On Monday morning, Mr Farage said that he doesn't think the Prime Minister will tackle the issue out of fear of backlash and accusations of racism.
"I don't think Boris Johnson and the Cabinet are prepared to do what it takes and to face the criticism that they'll get," the Brexiteer told Julia Hartley-Brewer on talkRadio.
Writing in The Telegraph, Mr Farage said that statements from the government about trying to secure a deal with France to immediately return boat migrants "will remain hollow and meaningless until there is real political action," adding: "it needs to come soon."
The Brexit leader said that the British government cannot wait until after the ongoing "transition" period with the EU at the end of 2020 to get control of the migrant crisis, saying that the "time has come already to declare an emergency."
"This would be far better than sending a few Royal Navy vessels into the Channel where, as things stand, they would simply join the Border Force and [Royal National Lifeboat Institution] in becoming a taxi service," Farage explained.
Mr Farage said that the only way to solve the issue will be to follow the lead of former Australian prime minister Tony Abbott, who under his Operation Sovereign Borders policy halted illegal boat migration from by immediately returning boat migrants to the country they came from or to third-party states to have their asylum claims processed, with legitimate refugees housed in countries other than Australia at Australia's expense.
"Like Abbott's administration, Boris Johnson needs to make it clear that nobody who enters Britain illegally having arrived via France will qualify for refugee status. This is the only realistic solution," Farage wrote.
The arch-Brexiteer said that the British public are increasingly seeing the failure of Boris Johnson's government to stem the tide as a "national humiliation", noting that the driving force behind the 2016 EU referendum was a desire for the United Kingdom to "control its borders properly".
He went on to say that the hordes of mostly young male migrants crossing the English Channel is not just an issue of public opinion or the billions of taxpayer money spent housing and supporting them, but also a matter of national security.

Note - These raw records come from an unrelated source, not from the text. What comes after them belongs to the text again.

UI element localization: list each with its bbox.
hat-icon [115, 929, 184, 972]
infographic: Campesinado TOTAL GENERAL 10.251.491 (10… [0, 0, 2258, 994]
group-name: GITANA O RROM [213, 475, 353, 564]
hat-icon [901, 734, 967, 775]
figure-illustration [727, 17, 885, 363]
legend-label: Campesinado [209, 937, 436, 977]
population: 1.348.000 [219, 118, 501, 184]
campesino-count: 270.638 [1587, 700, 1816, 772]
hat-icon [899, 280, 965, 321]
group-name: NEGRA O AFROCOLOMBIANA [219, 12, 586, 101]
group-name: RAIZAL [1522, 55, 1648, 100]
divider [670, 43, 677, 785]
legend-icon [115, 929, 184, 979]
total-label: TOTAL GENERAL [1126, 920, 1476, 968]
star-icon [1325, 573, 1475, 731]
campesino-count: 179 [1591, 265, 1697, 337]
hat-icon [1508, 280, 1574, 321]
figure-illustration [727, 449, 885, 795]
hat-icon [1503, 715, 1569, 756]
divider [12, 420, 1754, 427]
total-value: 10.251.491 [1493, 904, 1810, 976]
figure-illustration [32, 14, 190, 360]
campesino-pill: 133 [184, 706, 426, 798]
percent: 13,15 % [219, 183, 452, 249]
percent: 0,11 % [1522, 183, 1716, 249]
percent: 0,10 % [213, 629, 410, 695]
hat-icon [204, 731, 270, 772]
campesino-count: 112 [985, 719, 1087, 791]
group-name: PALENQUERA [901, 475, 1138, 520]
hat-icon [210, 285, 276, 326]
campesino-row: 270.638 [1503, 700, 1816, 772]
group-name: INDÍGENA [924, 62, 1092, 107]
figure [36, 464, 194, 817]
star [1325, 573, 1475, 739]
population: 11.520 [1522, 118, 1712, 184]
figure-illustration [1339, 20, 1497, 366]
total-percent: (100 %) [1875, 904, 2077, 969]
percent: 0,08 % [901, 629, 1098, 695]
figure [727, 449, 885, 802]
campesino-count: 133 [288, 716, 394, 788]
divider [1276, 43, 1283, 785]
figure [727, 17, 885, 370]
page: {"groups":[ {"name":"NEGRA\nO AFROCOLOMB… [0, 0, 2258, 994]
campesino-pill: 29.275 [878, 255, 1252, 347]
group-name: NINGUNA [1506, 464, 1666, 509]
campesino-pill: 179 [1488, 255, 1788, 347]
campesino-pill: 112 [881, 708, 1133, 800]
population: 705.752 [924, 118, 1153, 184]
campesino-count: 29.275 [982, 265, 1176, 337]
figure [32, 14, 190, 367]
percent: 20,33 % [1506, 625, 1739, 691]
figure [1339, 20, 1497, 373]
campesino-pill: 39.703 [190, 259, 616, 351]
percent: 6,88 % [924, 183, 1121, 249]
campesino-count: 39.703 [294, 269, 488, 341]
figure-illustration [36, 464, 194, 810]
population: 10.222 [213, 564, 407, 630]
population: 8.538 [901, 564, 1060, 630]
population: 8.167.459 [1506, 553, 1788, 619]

"Unless Johnson acts quickly, one of his chief legacies will be to have stored up a huge problem for the future of this country. Does he really want to be remembered for this?" Farage asked.
For his part, Prime Minister Johnson said that his government will attempt to work with "our French friends" to stop the waves of migrants crossing the Channel.
"We want to stop that, working with the French, make sure that they understand that this isn't a good idea, this is a very bad and stupid and dangerous and criminal thing to do," Johnson said per The Guardian.
"But then there's a second thing we've got to do, and that is to look at the legal framework that we have that means that when people do get here, it is very, very difficult to then send them away again even though, blatantly, they've come here illegally," Johnson said - although as a governing prime minister with a parliamentary majority in the dozens it is unclear why he has not yet changed that legal framework.